KDM5 inhibition leads to induction of FAO gene programme. (A) GSEA showing activation of fatty acid metabolism gene signature. (B) qPCRs of genes involved in fatty acid transport and oxidation demonstrate induction in KDM5-C70-treated cells. (C) Heat plots showing distribution profile of peak density and peak width enrichment near the TSS of fatty acid metabolism genes in cells and KDM5-C70-treated samples. (D) IGV genome browser traces of H3K4me3 on selected genes involved in fatty acid metabolism in the control (black) and KDM5-C70-treated samples (red). (E) IB analysis showing increased expression of the fatty acid transporter CPT1B, and the enzymes involved in beta-oxidation of fatty acids namely ACADVL (Kruskal–Wallis test P = 0.0048), ACADM and ECHDC3 in treated cells. (F) Quantitative data showing the fold change in the expression of proteins as shown in E. Pairwise corrected P-values are shown in the figure.

Figure 6

Effect of KDM5 inhibition on OXPHOS. (A) GSEA from DEGs-predicted activation of gene signature of OXPHOS upon KDM5 inhibition. (B) qPCR data showing transcript levels of selected OXPHOS genes from Complexes I to V. (C and D) Immunoblot analysis showing the expression of representative protein from Complexes I to V of the OXPHOS. (E) Panel shows kinetic data for real-time OCR measurements of hiPSC-CMs by Seahorse extracellular flux analyser in the controls and treated groups.
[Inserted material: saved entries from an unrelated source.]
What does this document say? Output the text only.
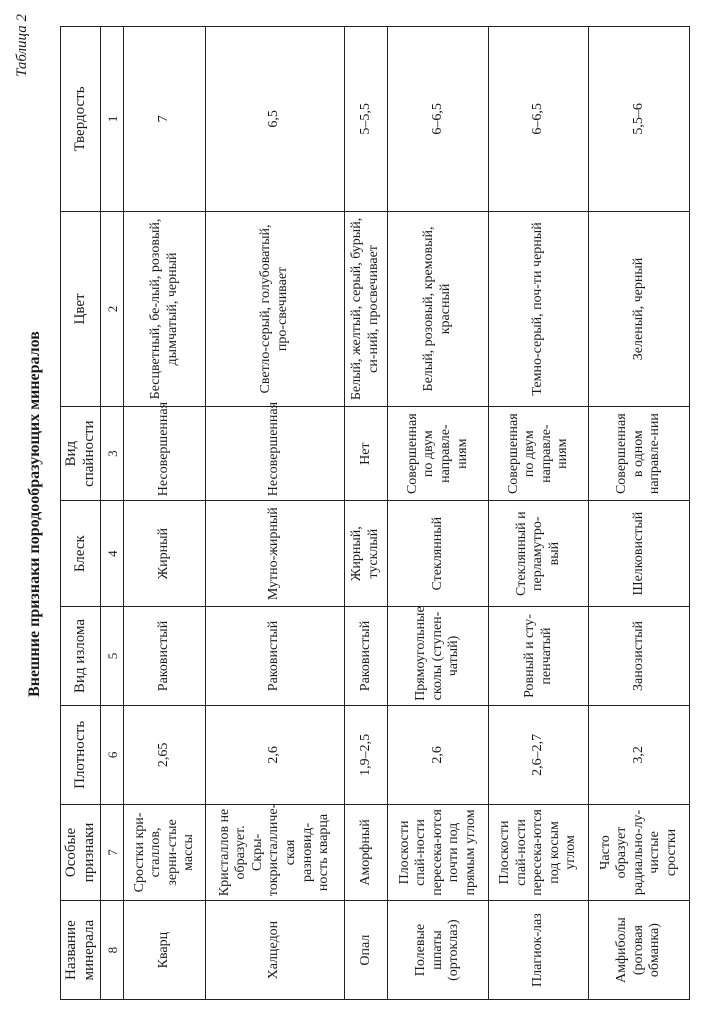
Таблица 2
Внешние признаки породообразующих минералов
Название минерала	Особые признаки	Плотность	Вид излома	Блеск	Вид спайности	Цвет	Твердость
8	7	6	5	4	3	2	1
Кварц	Сростки кри-сталлов, зерни-стые массы	2,65	Раковистый	Жирный	Несовершенная	Бесцветный, бе-лый, розовый, дымчатый, черный	7
Халцедон	Кристаллов не образует. Скры-токристалличе-ская разновид-ность кварца	2,6	Раковистый	Мутно-жирный	Несовершенная	Светло-серый, голубоватый, про-свечивает	6,5
Опал	Аморфный	1,9–2,5	Раковистый	Жирный, тусклый	Нет	Белый, желтый, серый, бурый, си-ний, просвечивает	5–5,5
Полевые шпаты (ортоклаз)	Плоскости спай-ности пересека-ются почти под прямым углом	2,6	Прямоугольные сколы (ступен-чатый)	Стеклянный	Совершенная по двум направле-ниям	Белый, розовый, кремовый, красный	6–6,5
Плагиок-лаз	Плоскости спай-ности пересека-ются под косым углом	2,6–2,7	Ровный и сту-пенчатый	Стеклянный и перламутро-вый	Совершенная по двум направле-ниям	Темно-серый, поч-ти черный	6–6,5
Амфиболы (роговая обманка)	Часто образует радиально-лу-чистые сростки	3,2	Занозистый	Шелковистый	Совершенная в одном направле-нии	Зеленый, черный	5,5–6
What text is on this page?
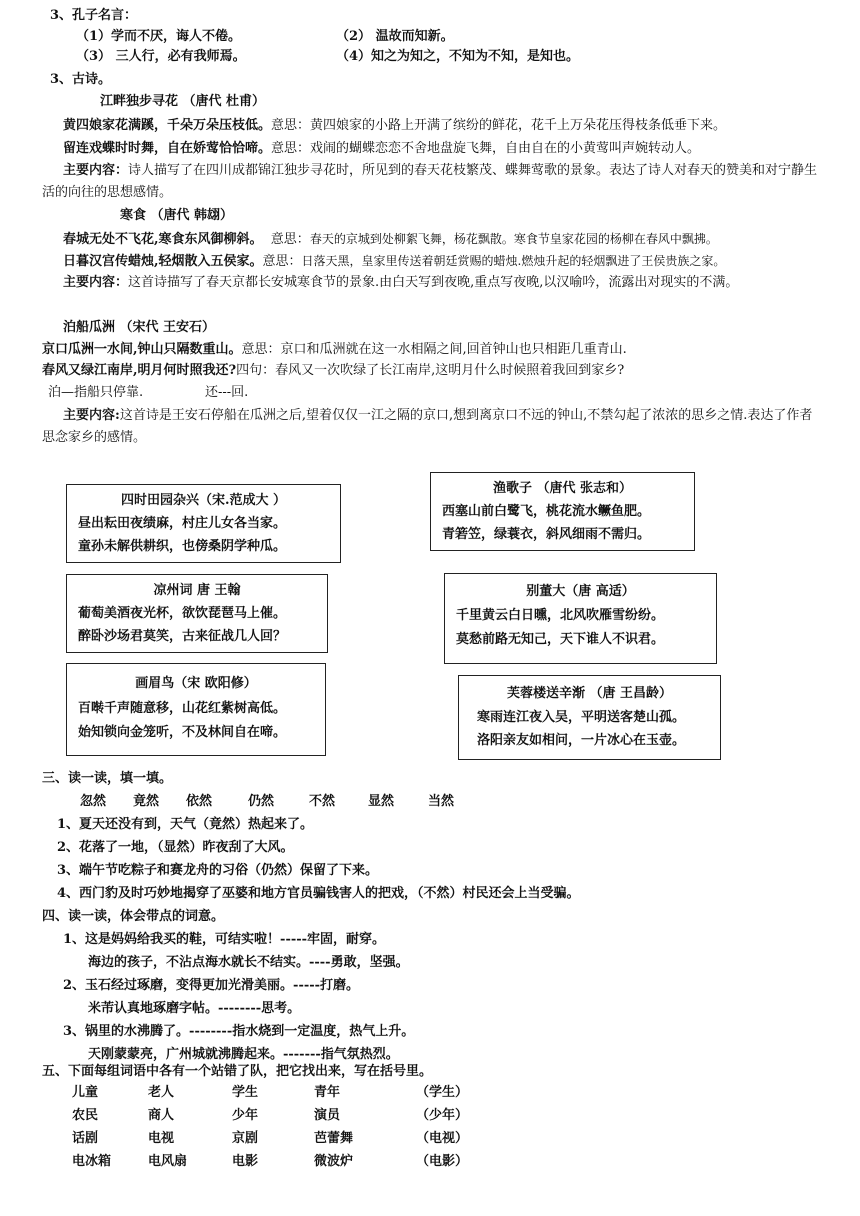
3、孔子名言：
（1）学而不厌，诲人不倦。	（2） 温故而知新。
（3） 三人行，必有我师焉。	（4）知之为知之，不知为不知，是知也。
3、古诗。
江畔独步寻花 （唐代 杜甫）
黄四娘家花满蹊，千朵万朵压枝低。意思：黄四娘家的小路上开满了缤纷的鲜花，花千上万朵花压得枝条低垂下来。
留连戏蝶时时舞，自在娇莺恰恰啼。意思：戏闹的蝴蝶恋恋不舍地盘旋飞舞，自由自在的小黄莺叫声婉转动人。
主要内容：诗人描写了在四川成都锦江独步寻花时，所见到的春天花枝繁茂、蝶舞莺歌的景象。表达了诗人对春天的赞美和对宁静生活的向往的思想感情。
寒食 （唐代 韩翃）
春城无处不飞花,寒食东风御柳斜。 意思：春天的京城到处柳絮飞舞，杨花飘散。寒食节皇家花园的杨柳在春风中飘拂。
日暮汉宫传蜡烛,轻烟散入五侯家。意思：日落天黑，皇家里传送着朝廷赏赐的蜡烛.燃烛升起的轻烟飘进了王侯贵族之家。
主要内容：这首诗描写了春天京都长安城寒食节的景象.由白天写到夜晚,重点写夜晚,以汉喻吟，流露出对现实的不满。
泊船瓜洲 （宋代 王安石）
京口瓜洲一水间,钟山只隔数重山。意思：京口和瓜洲就在这一水相隔之间,回首钟山也只相距几重青山.
春风又绿江南岸,明月何时照我还?四句：春风又一次吹绿了长江南岸,这明月什么时候照着我回到家乡?
泊—指船只停靠.	还---回.
主要内容:这首诗是王安石停船在瓜洲之后,望着仅仅一江之隔的京口,想到离京口不远的钟山,不禁勾起了浓浓的思乡之情.表达了作者思念家乡的感情。
四时田园杂兴（宋.范成大 ）
昼出耘田夜绩麻，村庄儿女各当家。
童孙未解供耕织，也傍桑阴学种瓜。
渔歌子 （唐代 张志和）
西塞山前白鹭飞，桃花流水鳜鱼肥。
青箬笠，绿蓑衣，斜风细雨不需归。
凉州词 唐 王翰
葡萄美酒夜光杯，欲饮琵琶马上催。
醉卧沙场君莫笑，古来征战几人回？
别董大（唐 高适）
千里黄云白日曛，北风吹雁雪纷纷。
莫愁前路无知己，天下谁人不识君。
画眉鸟（宋 欧阳修）
百啭千声随意移，山花红紫树高低。
始知锁向金笼听，不及林间自在啼。
芙蓉楼送辛渐 （唐 王昌龄）
寒雨连江夜入吴，平明送客楚山孤。
洛阳亲友如相问，一片冰心在玉壶。
三、读一读，填一填。
忽然 竟然 依然	仍然	不然	显然	当然
1、夏天还没有到，天气（竟然）热起来了。
2、花落了一地，（显然）昨夜刮了大风。
3、端午节吃粽子和赛龙舟的习俗（仍然）保留了下来。
4、西门豹及时巧妙地揭穿了巫婆和地方官员骗钱害人的把戏，（不然）村民还会上当受骗。
四、读一读，体会带点的词意。
1、这是妈妈给我买的鞋，可结实啦！-----牢固，耐穿。
海边的孩子，不沾点海水就长不结实。----勇敢，坚强。
2、玉石经过琢磨，变得更加光滑美丽。-----打磨。
米芾认真地琢磨字帖。--------思考。
3、锅里的水沸腾了。--------指水烧到一定温度，热气上升。
天刚蒙蒙亮，广州城就沸腾起来。-------指气氛热烈。
五、下面每组词语中各有一个站错了队，把它找出来，写在括号里。
儿童	老人	学生	青年	（学生）
农民	商人	少年	演员	（少年）
话剧	电视	京剧	芭蕾舞	（电视）
电冰箱	电风扇	电影	微波炉	（电影）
Average data from 5 independent experiments each constituting an average of 10 wells/experiment is shown. Error bar indicates SEM. (F and G) KDM5-C70 treatment demonstrated a higher respiratory rate under baseline conditions and after mitochondrial decoupling. Quantitative data obtained from five independent experiments each constituting an average of 10 wells is shown. Pairwise corrected P-values after one-way ANOVA are shown.